An elderly couple was traveling along Route 250 in Littleton, West Virginia when they saw what appeared to be a nude mannequin just off the side of the road. They stopped their vehicle for a closer look, and realized instead that the naked corpse of a woman had been dumped just off the shoulder of the highway.
The victim was thought to be between thirty-five and forty-five years old, stood about five-foot-six, and weighed one-hundred-thirty-five pounds. She had reddish-auburn hair, and likely brown eyes, though the state of decomposition of the remains made her eye color difficult to determine. Other distinguishing marks included a Caesarean scar across her abdomen, and another small scar on one of her index fingers.
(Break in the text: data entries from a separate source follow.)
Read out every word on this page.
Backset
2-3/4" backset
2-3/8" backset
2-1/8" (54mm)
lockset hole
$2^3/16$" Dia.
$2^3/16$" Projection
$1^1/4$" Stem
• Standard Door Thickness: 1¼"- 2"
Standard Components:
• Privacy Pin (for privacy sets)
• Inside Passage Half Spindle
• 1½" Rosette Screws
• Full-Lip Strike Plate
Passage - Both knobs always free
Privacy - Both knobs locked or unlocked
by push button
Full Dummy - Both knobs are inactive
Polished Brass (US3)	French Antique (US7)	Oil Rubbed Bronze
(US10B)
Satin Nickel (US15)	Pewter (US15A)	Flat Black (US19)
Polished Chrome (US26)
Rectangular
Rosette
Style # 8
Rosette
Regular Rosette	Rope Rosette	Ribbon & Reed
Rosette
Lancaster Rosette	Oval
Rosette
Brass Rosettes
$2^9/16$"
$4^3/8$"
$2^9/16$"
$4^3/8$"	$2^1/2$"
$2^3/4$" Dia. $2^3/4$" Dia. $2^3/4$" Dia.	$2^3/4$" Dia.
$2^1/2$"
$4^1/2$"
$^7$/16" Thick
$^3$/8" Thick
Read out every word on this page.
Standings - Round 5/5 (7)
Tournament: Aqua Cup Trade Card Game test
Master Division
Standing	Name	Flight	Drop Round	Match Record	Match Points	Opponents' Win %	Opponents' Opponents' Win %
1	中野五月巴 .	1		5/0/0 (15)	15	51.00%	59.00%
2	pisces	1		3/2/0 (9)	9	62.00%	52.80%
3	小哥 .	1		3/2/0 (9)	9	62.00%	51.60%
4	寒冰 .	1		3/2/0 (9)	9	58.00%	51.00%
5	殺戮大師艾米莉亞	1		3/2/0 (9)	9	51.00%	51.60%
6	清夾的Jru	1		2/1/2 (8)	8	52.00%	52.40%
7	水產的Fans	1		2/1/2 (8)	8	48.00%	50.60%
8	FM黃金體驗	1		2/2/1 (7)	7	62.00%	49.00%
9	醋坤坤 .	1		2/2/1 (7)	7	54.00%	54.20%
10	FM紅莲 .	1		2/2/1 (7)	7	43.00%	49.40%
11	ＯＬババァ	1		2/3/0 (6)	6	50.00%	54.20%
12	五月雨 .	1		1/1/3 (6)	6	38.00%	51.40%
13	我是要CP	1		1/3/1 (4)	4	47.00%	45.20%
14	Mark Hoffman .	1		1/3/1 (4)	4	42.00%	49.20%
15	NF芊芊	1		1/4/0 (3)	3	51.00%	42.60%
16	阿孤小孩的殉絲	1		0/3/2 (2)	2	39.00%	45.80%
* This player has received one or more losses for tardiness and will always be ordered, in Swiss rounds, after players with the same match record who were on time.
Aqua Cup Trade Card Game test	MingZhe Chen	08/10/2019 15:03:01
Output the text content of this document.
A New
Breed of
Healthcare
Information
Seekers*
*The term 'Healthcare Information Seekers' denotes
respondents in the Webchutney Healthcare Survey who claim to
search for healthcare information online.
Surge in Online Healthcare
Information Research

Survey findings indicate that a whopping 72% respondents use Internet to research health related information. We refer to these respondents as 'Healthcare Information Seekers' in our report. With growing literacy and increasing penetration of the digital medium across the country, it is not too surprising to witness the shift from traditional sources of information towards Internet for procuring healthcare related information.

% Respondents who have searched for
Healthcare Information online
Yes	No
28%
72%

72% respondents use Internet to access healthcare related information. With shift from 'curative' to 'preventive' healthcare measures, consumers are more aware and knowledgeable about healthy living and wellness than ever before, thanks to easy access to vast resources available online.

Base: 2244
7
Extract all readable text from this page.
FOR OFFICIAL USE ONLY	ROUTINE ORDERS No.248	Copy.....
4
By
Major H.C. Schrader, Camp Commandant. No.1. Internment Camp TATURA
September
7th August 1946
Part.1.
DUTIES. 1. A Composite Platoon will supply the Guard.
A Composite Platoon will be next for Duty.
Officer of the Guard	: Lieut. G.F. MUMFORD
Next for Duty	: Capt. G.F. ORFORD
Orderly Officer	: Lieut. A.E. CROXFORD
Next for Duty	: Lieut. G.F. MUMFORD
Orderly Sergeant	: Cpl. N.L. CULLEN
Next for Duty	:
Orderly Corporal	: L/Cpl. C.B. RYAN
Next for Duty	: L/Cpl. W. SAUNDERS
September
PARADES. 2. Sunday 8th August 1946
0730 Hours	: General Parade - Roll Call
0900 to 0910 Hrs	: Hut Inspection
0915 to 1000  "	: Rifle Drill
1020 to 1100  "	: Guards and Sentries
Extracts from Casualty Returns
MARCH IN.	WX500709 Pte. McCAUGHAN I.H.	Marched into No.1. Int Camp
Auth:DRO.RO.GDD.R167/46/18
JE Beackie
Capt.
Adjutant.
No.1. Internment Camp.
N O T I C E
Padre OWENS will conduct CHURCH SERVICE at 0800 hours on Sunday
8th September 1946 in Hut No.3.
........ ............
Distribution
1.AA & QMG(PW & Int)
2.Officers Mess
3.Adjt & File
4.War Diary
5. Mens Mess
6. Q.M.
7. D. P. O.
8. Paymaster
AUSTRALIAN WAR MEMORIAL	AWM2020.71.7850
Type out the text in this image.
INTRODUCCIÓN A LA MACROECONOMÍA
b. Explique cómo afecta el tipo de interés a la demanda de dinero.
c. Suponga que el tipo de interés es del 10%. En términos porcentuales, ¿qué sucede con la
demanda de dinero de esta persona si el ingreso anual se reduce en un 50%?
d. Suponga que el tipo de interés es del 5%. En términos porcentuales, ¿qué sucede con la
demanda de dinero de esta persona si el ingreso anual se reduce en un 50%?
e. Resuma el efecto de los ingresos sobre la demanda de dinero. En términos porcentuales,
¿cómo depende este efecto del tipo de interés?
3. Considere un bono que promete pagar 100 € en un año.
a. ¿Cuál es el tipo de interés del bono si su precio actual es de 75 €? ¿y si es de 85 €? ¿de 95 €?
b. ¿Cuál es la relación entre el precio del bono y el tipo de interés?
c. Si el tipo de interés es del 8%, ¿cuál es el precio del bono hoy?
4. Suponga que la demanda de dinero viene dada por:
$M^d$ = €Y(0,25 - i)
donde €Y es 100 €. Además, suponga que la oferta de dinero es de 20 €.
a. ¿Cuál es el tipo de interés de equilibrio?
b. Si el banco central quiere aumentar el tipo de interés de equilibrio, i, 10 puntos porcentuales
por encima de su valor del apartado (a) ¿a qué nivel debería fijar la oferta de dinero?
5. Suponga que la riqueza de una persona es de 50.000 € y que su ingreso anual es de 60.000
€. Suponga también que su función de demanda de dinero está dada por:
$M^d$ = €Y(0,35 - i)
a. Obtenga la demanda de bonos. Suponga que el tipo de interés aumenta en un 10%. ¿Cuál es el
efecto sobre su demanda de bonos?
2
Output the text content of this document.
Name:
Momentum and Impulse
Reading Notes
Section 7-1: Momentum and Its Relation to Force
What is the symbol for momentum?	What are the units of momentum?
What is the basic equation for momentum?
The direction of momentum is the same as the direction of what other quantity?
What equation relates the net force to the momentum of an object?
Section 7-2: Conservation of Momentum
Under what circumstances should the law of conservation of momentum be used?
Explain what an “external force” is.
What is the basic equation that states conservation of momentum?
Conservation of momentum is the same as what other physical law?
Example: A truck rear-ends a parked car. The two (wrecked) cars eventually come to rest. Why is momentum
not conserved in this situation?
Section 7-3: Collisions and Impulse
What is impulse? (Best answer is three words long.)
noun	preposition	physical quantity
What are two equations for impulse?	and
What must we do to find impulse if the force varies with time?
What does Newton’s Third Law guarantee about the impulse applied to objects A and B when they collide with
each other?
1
A post-mortem determined that she had been dead for approximately two days.
Because there was snow on the ground but none on the body, and because there were signs of footprints in the frost, it was believed that the woman had been killed elsewhere and dumped there not long before the couple happened across her. The cause of death could not be verified with any certainty, though the pathologist surmised that she had been strangled or suffocated. She did not appear to have been sexually assaulted, and her excellent physical hygiene made detectives doubt that she was a transient or a sex worker.
The victim was never identified, and thus became known as Wetzel County Jane Doe. When information about her death was released to the public, a witness came forward and claimed they had seen the unknown woman in a bar in Wheeling, West Virginia not long before her body was found. Another witness reported seeing a middle-aged white male of average height and weight near the spot where the woman’s body had been dumped. Police sought the man for questioning, but his identity was likewise never established.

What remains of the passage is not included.